Hayatta olmamızın en önemli sebebi renkler. Her rengin dalga boyu
var. Kendi bedeninize üretip verdiğinizde o enerji kalıbı içerisine
oturuyorsunuz ve birebir uyuyor. Siyah muhalif duyguların rengi.
Yoğun ve ağır enerjiler taşır.
Ama hep siyah giyeriz biz, düğünlerde bile!
Siyah, hepimizin kalkanı çünkü. Bazen karamsarlığın içine kendimizi
kapatmak için farkına varmadan elimiz siyaha gider. Bazen de
güçlüyüm, ayaktayım, demek için. Tabii siyahın da kendine ait bir
zarafeti var ama az giymek gerekir. Diğer renklerin bize
vereceklerini bilsek, inanın siyahla olan arkadaşlığımızı hemen
keserdik. Mesela kırmızı ve turuncu hayata bağlılığın ifadesi.
Yaşam enerjisini yukarı çıkarır. Kırmızı hayatı layıkıyla yaşamayı
seçtiğinizi, sevdiğinizi, kendinize göre doğrularınız ve
kararlarınızın olduğunu, aktif bir yapınız olduğunu anlatır.
Yeşil Yol filmini seyrettiniz mi?
Seyrettim. Her kişide benzer özellikler var ama bazı kişilerde
genetikten geliyor, daha açık oluyorlar. Siz ona gönüllüyseniz ve
bunu hayatınıza istiyorsanız gelir. Bazıları şarkı söylemeyi
sonradan öğrenir, bazıları anadan doğma söyler, bunun gibi bir şey.
Herkesin hayatında olabilen bir sistemdir. Ne kadar isterseniz
hayatınıza o kadarı girer.
En doğaüstü şey insan
Doğaüstü bir şey yok bu dünyada, en doğaüstü şey insan bence. Biz
insan olmanın ve doğanın kıymetini bilemiyoruz. Farkındalığımızı
yitirmeye başladık.
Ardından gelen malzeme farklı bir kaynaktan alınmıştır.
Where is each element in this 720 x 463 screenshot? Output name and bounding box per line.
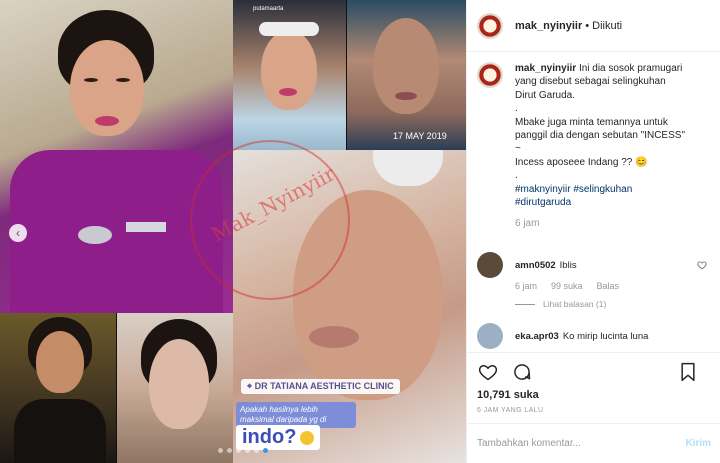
comment-button[interactable]	[511, 361, 533, 383]
carousel-dots	[218, 448, 268, 453]
caption-line: .	[515, 170, 518, 182]
lips-shape	[95, 116, 119, 126]
post-actions: 10,791 suka 6 JAM YANG LALU	[467, 352, 720, 414]
lips-shape	[279, 88, 297, 96]
like-count[interactable]: 10,791 suka	[477, 389, 711, 401]
carousel-dot	[236, 448, 241, 453]
view-replies[interactable]: Lihat balasan (1)	[515, 299, 606, 309]
caption-hashtags[interactable]: #maknyinyiir #selingkuhan	[515, 183, 711, 196]
comment-item: eka.apr03 Ko mirip lucinta luna	[477, 323, 717, 349]
commenter-avatar[interactable]	[477, 252, 503, 278]
headband-shape	[259, 22, 319, 36]
story-username: putamaarta	[253, 6, 284, 12]
caption-line: Mbake juga minta temannya untuk	[515, 116, 668, 128]
photo-bottom-right	[117, 313, 233, 463]
heart-icon	[697, 261, 707, 270]
brooch-shape	[78, 226, 112, 244]
caption-line: Incess aposeee Indang ?? 😊	[515, 156, 648, 168]
caption-line: .	[515, 103, 518, 115]
clinic-location-tag: ⌖ DR TATIANA AESTHETIC CLINIC	[241, 379, 400, 394]
story-caption-big: indo?	[236, 425, 321, 450]
post-panel: mak_nyinyiir • Diikuti mak_nyinyiir Ini …	[466, 0, 720, 463]
headband-shape	[373, 150, 443, 186]
clinic-tag-label: DR TATIANA AESTHETIC CLINIC	[254, 381, 394, 391]
like-button[interactable]	[477, 361, 499, 383]
carousel-dot	[245, 448, 250, 453]
story-caption-big-text: indo?	[242, 426, 297, 448]
badge-shape	[126, 222, 166, 232]
carousel-dot	[218, 448, 223, 453]
face-shape	[36, 331, 84, 393]
bookmark-icon	[681, 362, 695, 382]
caption-line: ~	[515, 143, 521, 155]
eye-shape	[116, 78, 130, 82]
commenter-avatar[interactable]	[477, 323, 503, 349]
date-stamp: 17 MAY 2019	[393, 131, 447, 141]
comment-meta: 6 jam 99 suka Balas	[515, 281, 619, 291]
caption-line: panggil dia dengan sebutan "INCESS"	[515, 130, 685, 142]
author-username[interactable]: mak_nyinyiir	[515, 20, 582, 32]
comment-like-button[interactable]	[697, 260, 707, 273]
carousel-dot	[227, 448, 232, 453]
comment-item: amn0502 Iblis	[477, 252, 717, 278]
outfit-shape	[14, 399, 106, 463]
send-comment-button[interactable]: Kirim	[685, 438, 711, 449]
caption-username[interactable]: mak_nyinyiir	[515, 63, 576, 74]
caption-time: 6 jam	[515, 218, 540, 230]
post-caption: mak_nyinyiir Ini dia sosok pramugari yan…	[467, 62, 720, 231]
chevron-left-icon: ‹	[16, 226, 20, 240]
smile-emoji-icon	[300, 430, 315, 445]
follow-status[interactable]: Diikuti	[592, 20, 622, 32]
view-replies-label[interactable]: Lihat balasan (1)	[543, 299, 606, 309]
photo-bottom-left	[0, 313, 116, 463]
carousel-dot	[254, 448, 259, 453]
caption-avatar[interactable]	[477, 62, 503, 88]
comment-time: 6 jam	[515, 281, 538, 291]
comment-icon	[514, 364, 531, 380]
header-separator: •	[585, 19, 590, 32]
caption-line: yang disebut sebagai selingkuhan	[515, 76, 666, 88]
photo-story-2	[347, 0, 466, 150]
replies-divider	[515, 303, 535, 305]
carousel-dot	[263, 448, 268, 453]
comment-input[interactable]	[477, 438, 686, 449]
post-media[interactable]: putamaarta 17 MAY 2019 Mak_Nyinyiir ⌖ DR…	[0, 0, 466, 463]
photo-story-1	[233, 0, 346, 150]
caption-line: Dirut Garuda.	[515, 89, 576, 101]
post-timestamp: 6 JAM YANG LALU	[477, 407, 544, 414]
comment-likes[interactable]: 99 suka	[551, 281, 583, 291]
eye-shape	[84, 78, 98, 82]
caption-hashtags[interactable]: #dirutgaruda	[515, 196, 711, 209]
comment-text: Ko mirip lucinta luna	[562, 330, 649, 342]
save-button[interactable]	[677, 361, 699, 383]
commenter-username[interactable]: amn0502	[515, 260, 556, 271]
carousel-prev-button[interactable]: ‹	[9, 224, 27, 242]
photo-stewardess	[0, 0, 233, 313]
commenter-username[interactable]: eka.apr03	[515, 331, 559, 342]
face-shape	[149, 339, 209, 429]
comment-reply-button[interactable]: Balas	[597, 281, 620, 291]
author-avatar[interactable]	[477, 12, 503, 39]
lips-shape	[309, 326, 359, 348]
comment-text: Iblis	[559, 259, 577, 271]
caption-line: Ini dia sosok pramugari	[578, 63, 683, 74]
heart-icon	[478, 364, 498, 381]
lips-shape	[395, 92, 417, 100]
post-header: mak_nyinyiir • Diikuti	[467, 0, 720, 52]
add-comment-bar: Kirim	[467, 423, 720, 463]
face-shape	[261, 30, 317, 110]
Ciddi bir dejenerasyon içindeyiz. Niye olduğunu
da bilmiyoruz. Çok yoğun bir koşuşturma. Gerek yok, kendimizi yok
etme noktasına geleceğiz zaten. O kadar basit ki her şey. Sadece
gülümseyerek baktığımızda bir şeye, enerji oluşmaya başlıyor,
sevgiyi çağırmaya başlıyorsunuz. En büyük handikabımız sevgi
enerjisiyle yoğrulmuyor olmamız. Sevgisiz olunca, kıskançlıklar,
egolar, zaaflar, tutkular ve ihtiraslar başlıyor.